A probe panel report has indicted six World Bank officials in Nigeria for allegedly conniving with officials of the federal agriculture ministry to defraud the government of project funds to the tune of 100 million naira.

The private Comet newspaper Monday reported that the report was submitted by the Justice Saidu Kawo panel that investigated allegations of procurement irregularities in three World Bank- assisted agricultural projects. The projects are the National Fadama Agricultural Development Project, the National Agricultural Research Projects, and the National Agricultural Technology Support project. The officials did not appear before the panel, citing diplomatic immunity.

The report said "it is crystal clear that the World Bank officials connived with the local key officials to cause financial loss to the federal government under the National Agricultural Research Projects." It recommended that three of the officials directly involved with the procurement be ordered to refund 522,577.75 pounds sterling and 561,840 US dollars to the government, being 25 percent surcharge of the contract sum.

Explaining how the fraud was perpetrated, the report said it was done through the procurement of obsolete and refurbished equipment at the value of brand new ones. The equipment include 24 agricultural tractors, vehicles, generators, transformers, seed equipment, laboratory equipment and computers.

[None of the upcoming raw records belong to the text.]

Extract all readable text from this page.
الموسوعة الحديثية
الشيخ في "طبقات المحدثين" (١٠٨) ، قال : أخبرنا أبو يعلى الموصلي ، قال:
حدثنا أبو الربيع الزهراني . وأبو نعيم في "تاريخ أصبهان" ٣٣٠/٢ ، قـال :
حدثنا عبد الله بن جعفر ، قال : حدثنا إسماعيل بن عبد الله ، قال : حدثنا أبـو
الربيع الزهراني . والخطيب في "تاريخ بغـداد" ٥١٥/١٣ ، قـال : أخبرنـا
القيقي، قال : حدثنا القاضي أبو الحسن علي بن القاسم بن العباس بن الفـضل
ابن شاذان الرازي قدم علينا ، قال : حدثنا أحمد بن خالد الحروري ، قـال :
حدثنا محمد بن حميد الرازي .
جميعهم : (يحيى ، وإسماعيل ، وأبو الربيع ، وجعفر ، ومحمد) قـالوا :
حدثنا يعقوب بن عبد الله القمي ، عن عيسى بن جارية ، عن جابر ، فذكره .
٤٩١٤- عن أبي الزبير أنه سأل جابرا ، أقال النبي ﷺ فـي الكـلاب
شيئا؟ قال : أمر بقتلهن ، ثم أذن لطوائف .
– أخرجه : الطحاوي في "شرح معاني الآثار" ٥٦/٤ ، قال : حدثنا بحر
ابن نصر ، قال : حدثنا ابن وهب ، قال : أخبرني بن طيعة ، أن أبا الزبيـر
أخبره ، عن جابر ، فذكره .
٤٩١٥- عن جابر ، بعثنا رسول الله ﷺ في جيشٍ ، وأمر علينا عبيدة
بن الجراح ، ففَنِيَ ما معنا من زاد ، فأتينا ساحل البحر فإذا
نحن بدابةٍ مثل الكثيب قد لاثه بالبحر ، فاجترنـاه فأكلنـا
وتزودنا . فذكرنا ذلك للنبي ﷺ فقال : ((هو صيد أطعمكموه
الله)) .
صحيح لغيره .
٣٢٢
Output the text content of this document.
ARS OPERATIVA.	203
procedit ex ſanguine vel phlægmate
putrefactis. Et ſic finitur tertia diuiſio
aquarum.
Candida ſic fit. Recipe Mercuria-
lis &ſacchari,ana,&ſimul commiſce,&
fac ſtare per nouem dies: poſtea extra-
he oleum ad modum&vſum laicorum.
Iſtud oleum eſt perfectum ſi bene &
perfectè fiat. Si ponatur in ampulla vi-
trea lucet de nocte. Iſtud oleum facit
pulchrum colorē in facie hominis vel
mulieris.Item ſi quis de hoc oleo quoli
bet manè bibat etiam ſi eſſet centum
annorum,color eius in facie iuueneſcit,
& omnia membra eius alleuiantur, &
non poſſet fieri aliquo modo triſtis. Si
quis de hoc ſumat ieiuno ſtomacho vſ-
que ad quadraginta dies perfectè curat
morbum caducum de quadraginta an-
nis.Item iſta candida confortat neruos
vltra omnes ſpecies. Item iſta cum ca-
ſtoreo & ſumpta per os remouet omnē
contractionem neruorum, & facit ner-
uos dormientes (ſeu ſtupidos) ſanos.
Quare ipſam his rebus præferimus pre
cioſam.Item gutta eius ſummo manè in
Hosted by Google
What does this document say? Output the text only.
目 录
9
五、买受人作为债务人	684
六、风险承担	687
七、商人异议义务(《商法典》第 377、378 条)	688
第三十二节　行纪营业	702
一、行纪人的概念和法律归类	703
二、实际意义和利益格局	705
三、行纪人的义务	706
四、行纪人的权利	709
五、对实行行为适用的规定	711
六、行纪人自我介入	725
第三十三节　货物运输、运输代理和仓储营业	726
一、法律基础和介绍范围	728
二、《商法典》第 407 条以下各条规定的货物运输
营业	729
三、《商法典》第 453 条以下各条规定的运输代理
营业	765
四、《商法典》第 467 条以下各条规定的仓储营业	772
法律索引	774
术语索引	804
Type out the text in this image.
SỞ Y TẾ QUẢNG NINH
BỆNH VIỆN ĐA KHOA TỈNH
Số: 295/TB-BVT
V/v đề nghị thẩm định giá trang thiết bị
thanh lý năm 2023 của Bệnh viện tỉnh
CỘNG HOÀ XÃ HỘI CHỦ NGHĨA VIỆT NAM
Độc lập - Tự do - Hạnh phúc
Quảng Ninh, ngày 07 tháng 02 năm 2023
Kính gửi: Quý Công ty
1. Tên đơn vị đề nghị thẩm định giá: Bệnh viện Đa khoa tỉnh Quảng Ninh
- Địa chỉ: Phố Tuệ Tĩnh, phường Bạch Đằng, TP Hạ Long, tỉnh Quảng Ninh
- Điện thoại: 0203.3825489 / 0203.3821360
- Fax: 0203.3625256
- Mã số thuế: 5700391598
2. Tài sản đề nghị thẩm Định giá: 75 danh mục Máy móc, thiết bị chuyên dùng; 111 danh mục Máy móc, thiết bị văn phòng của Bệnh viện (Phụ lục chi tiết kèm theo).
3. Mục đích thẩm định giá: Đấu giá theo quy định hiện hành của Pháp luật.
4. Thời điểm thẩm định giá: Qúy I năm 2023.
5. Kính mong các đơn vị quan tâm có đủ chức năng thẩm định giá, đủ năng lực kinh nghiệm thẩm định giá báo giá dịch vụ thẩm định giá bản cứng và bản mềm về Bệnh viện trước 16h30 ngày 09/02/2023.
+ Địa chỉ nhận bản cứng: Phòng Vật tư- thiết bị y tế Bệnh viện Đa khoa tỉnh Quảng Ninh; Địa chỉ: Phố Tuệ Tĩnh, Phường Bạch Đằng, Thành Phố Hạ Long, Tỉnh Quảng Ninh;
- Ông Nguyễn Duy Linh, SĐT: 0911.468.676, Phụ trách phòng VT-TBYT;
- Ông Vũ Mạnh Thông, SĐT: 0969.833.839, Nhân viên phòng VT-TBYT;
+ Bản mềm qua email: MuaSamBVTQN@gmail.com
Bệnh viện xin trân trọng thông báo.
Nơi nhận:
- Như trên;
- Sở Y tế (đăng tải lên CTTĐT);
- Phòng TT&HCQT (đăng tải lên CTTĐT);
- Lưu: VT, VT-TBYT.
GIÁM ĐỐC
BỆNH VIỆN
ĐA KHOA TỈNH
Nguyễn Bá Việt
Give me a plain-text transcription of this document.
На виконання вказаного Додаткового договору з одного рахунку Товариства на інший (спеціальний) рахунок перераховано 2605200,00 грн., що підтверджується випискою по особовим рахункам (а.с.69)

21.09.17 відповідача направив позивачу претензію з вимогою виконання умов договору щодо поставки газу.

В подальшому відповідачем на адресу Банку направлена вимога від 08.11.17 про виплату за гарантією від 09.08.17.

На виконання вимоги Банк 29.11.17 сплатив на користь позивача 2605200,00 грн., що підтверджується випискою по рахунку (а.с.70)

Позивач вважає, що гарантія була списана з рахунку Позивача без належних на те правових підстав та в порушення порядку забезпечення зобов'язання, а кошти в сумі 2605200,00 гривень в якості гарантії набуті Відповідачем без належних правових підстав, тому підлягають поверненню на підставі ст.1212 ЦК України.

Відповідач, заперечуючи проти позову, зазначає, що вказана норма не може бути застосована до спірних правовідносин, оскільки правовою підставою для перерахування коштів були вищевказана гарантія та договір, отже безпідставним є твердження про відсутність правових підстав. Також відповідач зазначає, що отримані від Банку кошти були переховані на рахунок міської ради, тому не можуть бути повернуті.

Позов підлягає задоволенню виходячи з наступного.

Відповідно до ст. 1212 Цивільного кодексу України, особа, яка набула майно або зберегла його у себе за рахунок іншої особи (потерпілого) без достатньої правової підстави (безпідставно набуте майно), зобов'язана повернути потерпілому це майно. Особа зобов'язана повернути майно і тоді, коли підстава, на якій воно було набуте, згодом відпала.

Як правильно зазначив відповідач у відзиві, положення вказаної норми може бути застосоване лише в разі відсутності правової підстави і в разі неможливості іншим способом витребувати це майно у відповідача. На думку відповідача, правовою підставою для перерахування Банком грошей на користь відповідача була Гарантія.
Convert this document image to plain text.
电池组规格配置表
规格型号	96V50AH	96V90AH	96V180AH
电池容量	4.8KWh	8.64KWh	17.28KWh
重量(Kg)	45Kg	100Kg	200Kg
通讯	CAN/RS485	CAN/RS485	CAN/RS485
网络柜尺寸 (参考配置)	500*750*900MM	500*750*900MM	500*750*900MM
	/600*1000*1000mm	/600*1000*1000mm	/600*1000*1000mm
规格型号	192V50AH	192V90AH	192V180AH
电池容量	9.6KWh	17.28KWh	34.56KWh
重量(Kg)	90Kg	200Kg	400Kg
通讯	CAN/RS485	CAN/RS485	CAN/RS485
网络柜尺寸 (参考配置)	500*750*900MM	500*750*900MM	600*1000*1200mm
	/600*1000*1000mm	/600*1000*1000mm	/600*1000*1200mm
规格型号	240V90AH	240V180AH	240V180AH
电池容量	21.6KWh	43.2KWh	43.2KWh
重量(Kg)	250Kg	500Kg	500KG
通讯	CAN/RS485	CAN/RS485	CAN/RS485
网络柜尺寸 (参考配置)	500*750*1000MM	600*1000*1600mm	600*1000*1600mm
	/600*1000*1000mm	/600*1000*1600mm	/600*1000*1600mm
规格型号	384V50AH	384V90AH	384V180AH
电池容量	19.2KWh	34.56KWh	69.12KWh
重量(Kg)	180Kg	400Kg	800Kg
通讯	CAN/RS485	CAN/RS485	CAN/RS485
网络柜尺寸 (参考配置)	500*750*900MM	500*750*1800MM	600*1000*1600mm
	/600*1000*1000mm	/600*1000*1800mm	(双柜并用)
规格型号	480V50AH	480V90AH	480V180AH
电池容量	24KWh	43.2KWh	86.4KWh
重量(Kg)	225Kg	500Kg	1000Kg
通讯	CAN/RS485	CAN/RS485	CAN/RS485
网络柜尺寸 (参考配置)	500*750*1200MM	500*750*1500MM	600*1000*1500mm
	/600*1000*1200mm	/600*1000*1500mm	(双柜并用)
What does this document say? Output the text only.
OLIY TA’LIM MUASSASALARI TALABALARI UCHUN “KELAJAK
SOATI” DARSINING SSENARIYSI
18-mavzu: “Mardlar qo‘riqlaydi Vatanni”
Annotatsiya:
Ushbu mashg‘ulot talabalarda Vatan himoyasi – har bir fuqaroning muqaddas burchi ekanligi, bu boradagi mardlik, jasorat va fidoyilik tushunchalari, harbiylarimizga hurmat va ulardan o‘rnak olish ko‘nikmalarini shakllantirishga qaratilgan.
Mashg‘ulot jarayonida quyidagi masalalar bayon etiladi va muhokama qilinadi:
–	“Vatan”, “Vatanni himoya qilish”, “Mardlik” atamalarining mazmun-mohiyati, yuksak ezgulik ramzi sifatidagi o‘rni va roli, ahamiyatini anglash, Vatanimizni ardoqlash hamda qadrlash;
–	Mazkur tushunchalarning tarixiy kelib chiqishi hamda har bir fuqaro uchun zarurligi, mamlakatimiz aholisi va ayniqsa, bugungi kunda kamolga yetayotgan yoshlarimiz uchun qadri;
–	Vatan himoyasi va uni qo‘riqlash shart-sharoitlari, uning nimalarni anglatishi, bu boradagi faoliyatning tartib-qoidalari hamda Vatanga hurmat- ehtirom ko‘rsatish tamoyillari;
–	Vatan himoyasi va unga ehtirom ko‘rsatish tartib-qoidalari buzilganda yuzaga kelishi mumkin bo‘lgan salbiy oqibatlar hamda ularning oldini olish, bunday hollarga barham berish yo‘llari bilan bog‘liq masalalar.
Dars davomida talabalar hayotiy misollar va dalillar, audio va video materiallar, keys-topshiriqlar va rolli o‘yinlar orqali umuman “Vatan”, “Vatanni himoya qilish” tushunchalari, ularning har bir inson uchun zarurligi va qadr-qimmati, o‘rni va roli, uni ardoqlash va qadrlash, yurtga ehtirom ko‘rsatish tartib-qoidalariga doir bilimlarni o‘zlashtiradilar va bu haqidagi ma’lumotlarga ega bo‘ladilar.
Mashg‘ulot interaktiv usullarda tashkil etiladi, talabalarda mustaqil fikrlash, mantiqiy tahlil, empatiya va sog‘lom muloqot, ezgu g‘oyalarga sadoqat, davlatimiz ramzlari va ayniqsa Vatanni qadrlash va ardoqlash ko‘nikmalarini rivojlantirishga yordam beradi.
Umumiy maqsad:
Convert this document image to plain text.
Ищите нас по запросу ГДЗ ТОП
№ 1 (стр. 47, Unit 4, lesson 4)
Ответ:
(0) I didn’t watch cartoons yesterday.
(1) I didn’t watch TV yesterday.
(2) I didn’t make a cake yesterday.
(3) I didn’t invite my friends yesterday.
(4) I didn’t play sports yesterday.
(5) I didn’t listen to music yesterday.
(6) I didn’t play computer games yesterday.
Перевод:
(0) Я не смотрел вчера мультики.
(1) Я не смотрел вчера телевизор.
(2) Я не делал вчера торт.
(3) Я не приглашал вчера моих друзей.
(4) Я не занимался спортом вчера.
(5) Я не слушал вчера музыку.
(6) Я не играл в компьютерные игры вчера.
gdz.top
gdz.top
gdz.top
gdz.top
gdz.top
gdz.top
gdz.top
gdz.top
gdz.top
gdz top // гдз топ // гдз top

The report noted that some foreign companies, which bid for the projects, were unduly favoured by the officials, saying "there were recycling of apparently favoured companies in all the three projects." The companies allegedly favoured include Crown Sakura Ltd (UK), which reportedly supplied refurbished generators and tractors, First Fuji Ltd, (Japan), refurbished tractors and vehicles and Shivind Ltd (London), refurbished generators.

The report is the latest in a series of probes ordered by President Olusegun Obasanjo after assuming office in 1999 to clean up the mess left by successive military administrations, particularly in the last 15 years before he took over. Obasanjo, who had vowed to rid the country of corruption, recently signed into law strict anti-corruption measures passed by the National Assembly.